La diversidad microbiana del pulque depende directamente del método utilizado en su preparación y del tipo específico de agave empleado, lo que explica las variaciones regionales en sus características.
Desmitificando controversias históricas
A principios del siglo XX, surgió una intensa campaña de desprestigio contra el pulque, propagando el mito de que los productores utilizaban excremento (llamado coloquialmente "muñeca") para acelerar el proceso de fermentación. La realidad es completamente diferente: la producción de pulque requiere niveles excepcionales de higiene, ya que cualquier contaminante arruina definitivamente la fermentación.

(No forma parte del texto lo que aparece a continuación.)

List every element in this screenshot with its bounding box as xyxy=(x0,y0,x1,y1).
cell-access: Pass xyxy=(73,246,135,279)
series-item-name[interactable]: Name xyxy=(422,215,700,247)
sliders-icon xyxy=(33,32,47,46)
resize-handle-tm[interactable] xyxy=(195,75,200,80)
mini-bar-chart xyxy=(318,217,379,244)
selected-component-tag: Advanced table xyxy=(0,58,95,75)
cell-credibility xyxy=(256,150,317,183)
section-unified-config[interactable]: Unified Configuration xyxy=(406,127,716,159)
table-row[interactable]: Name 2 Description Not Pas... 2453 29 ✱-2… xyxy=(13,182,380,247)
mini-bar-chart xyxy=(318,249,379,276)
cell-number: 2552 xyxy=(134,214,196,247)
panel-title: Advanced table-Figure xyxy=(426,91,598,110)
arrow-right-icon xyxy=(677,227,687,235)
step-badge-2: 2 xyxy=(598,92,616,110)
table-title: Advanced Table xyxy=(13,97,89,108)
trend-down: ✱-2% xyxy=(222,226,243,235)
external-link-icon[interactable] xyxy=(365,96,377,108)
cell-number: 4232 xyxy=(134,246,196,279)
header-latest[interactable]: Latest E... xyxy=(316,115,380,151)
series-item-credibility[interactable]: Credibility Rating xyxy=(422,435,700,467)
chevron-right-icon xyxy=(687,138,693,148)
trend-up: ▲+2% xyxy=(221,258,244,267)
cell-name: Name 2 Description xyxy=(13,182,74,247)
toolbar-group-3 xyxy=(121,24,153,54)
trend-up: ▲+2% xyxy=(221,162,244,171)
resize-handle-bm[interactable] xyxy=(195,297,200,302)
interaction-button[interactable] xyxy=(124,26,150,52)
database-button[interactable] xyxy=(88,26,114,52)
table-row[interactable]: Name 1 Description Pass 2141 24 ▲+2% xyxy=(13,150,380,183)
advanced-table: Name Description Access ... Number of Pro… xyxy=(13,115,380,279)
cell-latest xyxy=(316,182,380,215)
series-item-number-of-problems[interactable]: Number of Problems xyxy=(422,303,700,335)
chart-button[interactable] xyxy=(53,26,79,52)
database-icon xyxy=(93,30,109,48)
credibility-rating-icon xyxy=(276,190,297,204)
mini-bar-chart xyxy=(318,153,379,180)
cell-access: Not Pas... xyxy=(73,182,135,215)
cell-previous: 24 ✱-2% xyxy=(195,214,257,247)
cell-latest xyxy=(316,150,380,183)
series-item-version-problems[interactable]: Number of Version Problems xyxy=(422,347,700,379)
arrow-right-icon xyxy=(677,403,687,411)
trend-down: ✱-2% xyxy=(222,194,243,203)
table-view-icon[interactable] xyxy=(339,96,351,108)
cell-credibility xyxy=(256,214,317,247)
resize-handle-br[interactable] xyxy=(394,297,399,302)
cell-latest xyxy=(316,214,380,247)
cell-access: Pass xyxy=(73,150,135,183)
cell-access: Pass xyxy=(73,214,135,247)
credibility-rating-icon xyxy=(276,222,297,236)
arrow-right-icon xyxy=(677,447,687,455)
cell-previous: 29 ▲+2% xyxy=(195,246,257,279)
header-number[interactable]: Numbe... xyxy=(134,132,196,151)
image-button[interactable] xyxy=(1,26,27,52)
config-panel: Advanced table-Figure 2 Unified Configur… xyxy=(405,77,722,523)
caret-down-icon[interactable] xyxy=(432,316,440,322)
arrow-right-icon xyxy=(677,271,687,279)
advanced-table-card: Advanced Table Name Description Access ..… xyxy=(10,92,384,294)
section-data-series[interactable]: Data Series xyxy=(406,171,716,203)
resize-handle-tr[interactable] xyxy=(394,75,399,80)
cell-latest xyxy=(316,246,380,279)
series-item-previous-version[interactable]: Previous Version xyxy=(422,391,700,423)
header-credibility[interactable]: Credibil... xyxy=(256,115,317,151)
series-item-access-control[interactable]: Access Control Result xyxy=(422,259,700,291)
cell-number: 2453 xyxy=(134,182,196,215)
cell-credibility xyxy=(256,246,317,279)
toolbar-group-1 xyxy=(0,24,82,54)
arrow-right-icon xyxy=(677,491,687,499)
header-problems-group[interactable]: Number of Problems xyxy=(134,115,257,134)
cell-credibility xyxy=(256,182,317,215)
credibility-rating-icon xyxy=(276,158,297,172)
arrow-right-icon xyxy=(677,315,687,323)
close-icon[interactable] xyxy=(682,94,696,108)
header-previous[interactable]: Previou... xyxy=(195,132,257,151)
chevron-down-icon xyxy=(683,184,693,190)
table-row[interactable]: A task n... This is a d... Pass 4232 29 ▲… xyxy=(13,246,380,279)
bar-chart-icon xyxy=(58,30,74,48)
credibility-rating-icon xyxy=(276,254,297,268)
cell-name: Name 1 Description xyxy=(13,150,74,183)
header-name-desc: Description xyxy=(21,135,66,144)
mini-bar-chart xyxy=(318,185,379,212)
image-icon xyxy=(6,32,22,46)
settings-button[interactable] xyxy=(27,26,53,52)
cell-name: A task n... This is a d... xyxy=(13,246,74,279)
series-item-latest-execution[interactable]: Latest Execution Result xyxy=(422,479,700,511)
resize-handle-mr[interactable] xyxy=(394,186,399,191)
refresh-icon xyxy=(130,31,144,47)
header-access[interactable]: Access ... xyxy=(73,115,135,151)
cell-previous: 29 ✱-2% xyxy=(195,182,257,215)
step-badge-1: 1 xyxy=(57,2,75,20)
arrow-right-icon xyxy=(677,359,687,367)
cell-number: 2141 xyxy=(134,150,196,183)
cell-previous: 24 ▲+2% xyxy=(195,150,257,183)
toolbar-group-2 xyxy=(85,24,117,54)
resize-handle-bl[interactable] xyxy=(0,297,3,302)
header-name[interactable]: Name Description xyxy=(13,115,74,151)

Investigaciones históricas han demostrado que esta campaña de desinformación fue orquestada por algunas empresas cerveceras que buscaban desplazar al pulque del mercado mexicano. La verdad es que la producción tradicional sigue protocolos rigurosos que garantizan la calidad y seguridad del producto final.
Consideraciones sobre el consumo responsable
A pesar de sus beneficios nutricionales y potenciales terapéuticos, es crucial recordar que el pulque sigue siendo una bebida alcohólica:
- La Organización Mundial de la Salud y estudios recientes advierten que no existe un nivel completamente seguro de consumo de alcohol.
- El alcohol está clasificado como agente cancerígeno (Grupo 1) que aumenta el riesgo de al menos siete tipos de cáncer, incluyendo mama, colon e hígado.
- El consumo crónico o excesivo causa daño y degeneración de múltiples órganos, principalmente hígado, corazón, páncreas y riñón.
La investigación sobre el pulque continúa evolucionando, revelando cada vez más sobre esta bebida que combina tradición milenaria con potencial científico moderno. Los hallazgos sobre sus propiedades anticancerígenas representan solo el comienzo de lo que podría descubrirse sobre los alimentos fermentados tradicionales y su impacto en la salud humana.